Ed è qui, di fronte a me, alla fine del molo, che arriva Jonathan, il più bianco e integrato gabbiano nei paesaggi dell’Hotel Carasco. Bianco e fiero. Ogni volta che il gatto gli si avvicina Jonathan spicca il volo, non è paura, sta mostrando a Giorgio e a quel gatto com’è che il bianco va a prendere la consistenza dell’azzurro. Elevandosi.
Com’è che si diventa limpidi dal corruttibile di chi rimane a terra. Ma il volo di Jonathan è un’anima, e questo Carasco non lo sa.
Da quel piccolo vocabolario clandestino: ànima, principio vitale e parte incorruttibile dell’uomo. Dal soffio, dal suo respiro o dal suo vento. L’anima non gioca, respira.
Sottovoci
Delusióne, il vestito del non detto e che hai indossato, sul perché di un profumo che ti bruciavi addosso tutte le mattine. È quella che mi hai dato. Delusione del non dire, prigione del non poterti chiedere.
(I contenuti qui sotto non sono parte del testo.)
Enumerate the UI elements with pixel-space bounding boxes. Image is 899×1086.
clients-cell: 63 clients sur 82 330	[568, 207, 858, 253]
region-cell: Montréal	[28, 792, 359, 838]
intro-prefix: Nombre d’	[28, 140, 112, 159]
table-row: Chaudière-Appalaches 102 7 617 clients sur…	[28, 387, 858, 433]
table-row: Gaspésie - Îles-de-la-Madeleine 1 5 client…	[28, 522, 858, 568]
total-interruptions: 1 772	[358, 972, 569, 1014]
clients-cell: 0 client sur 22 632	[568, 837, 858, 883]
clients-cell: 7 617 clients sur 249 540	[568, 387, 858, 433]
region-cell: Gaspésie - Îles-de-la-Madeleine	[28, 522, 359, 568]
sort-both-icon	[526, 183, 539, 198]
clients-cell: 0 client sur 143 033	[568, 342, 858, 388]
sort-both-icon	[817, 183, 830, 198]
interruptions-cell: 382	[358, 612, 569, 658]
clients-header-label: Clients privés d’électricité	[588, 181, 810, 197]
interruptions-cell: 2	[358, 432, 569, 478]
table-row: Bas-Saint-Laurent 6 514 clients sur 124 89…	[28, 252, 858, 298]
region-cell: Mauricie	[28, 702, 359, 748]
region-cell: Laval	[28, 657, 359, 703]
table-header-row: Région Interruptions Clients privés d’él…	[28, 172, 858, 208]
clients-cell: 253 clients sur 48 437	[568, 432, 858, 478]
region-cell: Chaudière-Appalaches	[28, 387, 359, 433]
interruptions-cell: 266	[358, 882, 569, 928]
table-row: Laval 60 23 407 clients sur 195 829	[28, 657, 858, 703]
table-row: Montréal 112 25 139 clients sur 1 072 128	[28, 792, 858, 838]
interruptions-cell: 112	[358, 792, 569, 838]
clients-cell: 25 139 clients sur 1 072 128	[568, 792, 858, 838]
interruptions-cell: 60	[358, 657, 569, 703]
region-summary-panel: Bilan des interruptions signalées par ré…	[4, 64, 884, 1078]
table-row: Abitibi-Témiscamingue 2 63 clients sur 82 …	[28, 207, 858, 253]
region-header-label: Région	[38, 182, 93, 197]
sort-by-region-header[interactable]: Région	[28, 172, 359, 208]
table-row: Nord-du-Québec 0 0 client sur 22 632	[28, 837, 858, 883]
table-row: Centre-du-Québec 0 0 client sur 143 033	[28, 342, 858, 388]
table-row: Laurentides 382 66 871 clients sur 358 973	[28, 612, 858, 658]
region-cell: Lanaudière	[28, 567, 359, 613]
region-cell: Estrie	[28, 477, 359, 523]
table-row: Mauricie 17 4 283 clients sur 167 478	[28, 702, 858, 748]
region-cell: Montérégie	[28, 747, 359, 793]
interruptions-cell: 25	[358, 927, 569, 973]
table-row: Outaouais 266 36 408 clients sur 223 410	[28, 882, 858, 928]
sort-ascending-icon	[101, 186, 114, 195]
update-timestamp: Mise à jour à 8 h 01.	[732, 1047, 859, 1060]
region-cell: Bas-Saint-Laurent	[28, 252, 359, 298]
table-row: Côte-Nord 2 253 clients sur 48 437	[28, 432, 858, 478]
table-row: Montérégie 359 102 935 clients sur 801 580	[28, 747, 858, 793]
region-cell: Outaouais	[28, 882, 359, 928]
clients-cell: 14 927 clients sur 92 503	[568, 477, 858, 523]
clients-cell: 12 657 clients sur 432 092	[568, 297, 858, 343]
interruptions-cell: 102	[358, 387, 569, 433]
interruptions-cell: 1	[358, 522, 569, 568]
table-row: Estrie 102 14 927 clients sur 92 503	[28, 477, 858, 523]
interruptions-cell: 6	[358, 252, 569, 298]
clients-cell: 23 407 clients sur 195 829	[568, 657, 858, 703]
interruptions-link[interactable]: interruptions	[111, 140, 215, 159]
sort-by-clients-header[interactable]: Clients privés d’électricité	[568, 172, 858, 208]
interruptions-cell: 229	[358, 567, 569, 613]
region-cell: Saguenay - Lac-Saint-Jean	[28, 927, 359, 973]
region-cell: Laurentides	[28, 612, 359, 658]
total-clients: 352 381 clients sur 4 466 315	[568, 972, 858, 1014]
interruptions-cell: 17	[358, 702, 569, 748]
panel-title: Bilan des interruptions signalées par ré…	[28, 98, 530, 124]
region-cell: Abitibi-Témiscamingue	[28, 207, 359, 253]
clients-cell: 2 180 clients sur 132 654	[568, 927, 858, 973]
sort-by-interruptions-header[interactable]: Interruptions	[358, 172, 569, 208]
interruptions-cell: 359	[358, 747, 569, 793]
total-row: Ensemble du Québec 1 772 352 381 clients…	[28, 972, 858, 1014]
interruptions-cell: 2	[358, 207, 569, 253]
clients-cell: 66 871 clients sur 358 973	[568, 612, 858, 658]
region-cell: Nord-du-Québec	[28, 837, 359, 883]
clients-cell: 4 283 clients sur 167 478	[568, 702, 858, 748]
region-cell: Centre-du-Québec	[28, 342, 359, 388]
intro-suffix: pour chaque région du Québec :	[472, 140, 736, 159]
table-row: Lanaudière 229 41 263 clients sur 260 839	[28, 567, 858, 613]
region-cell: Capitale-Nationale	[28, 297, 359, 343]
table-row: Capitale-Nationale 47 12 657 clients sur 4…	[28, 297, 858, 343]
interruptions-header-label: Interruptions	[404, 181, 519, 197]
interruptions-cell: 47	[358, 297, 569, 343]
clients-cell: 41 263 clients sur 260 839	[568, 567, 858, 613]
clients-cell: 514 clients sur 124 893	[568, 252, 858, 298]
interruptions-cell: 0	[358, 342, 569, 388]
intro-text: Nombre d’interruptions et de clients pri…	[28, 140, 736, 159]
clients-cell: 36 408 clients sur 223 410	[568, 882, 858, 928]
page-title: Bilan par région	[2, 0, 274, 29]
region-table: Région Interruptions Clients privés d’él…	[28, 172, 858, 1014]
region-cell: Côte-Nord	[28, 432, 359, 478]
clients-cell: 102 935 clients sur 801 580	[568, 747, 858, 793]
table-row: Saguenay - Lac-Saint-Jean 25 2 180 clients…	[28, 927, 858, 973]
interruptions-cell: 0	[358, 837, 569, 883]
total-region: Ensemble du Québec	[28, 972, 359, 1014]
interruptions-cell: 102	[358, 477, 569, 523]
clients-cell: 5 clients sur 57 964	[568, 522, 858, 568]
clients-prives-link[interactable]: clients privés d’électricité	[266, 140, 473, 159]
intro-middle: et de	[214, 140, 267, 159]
Dimentico, è l’architettura della trappola. Attenta al suo inciampo. E non dimenticare l’oriente dei tuoi passi.
Òmbra, la zona oscura dei pensieri. Dipende da te, ma tu dipendi dalla parola chiara della luce. Pronunciala sempre.
Proméssa, mantenere. Come “manu tenere”, tenere con la mano, in modo che duri a lungo. Leggi nella fedeltà. Quella luce, forte e calda del sole che si allargava a pienezza dentro al buio di palpebre serrate dal vigore di una preghiera.
Animale, contrapposto a spirituale, di quanto è di natura puramente corporea, sensoriale, irrazionale. “Istinto animale.” E l'istinto non è volontà.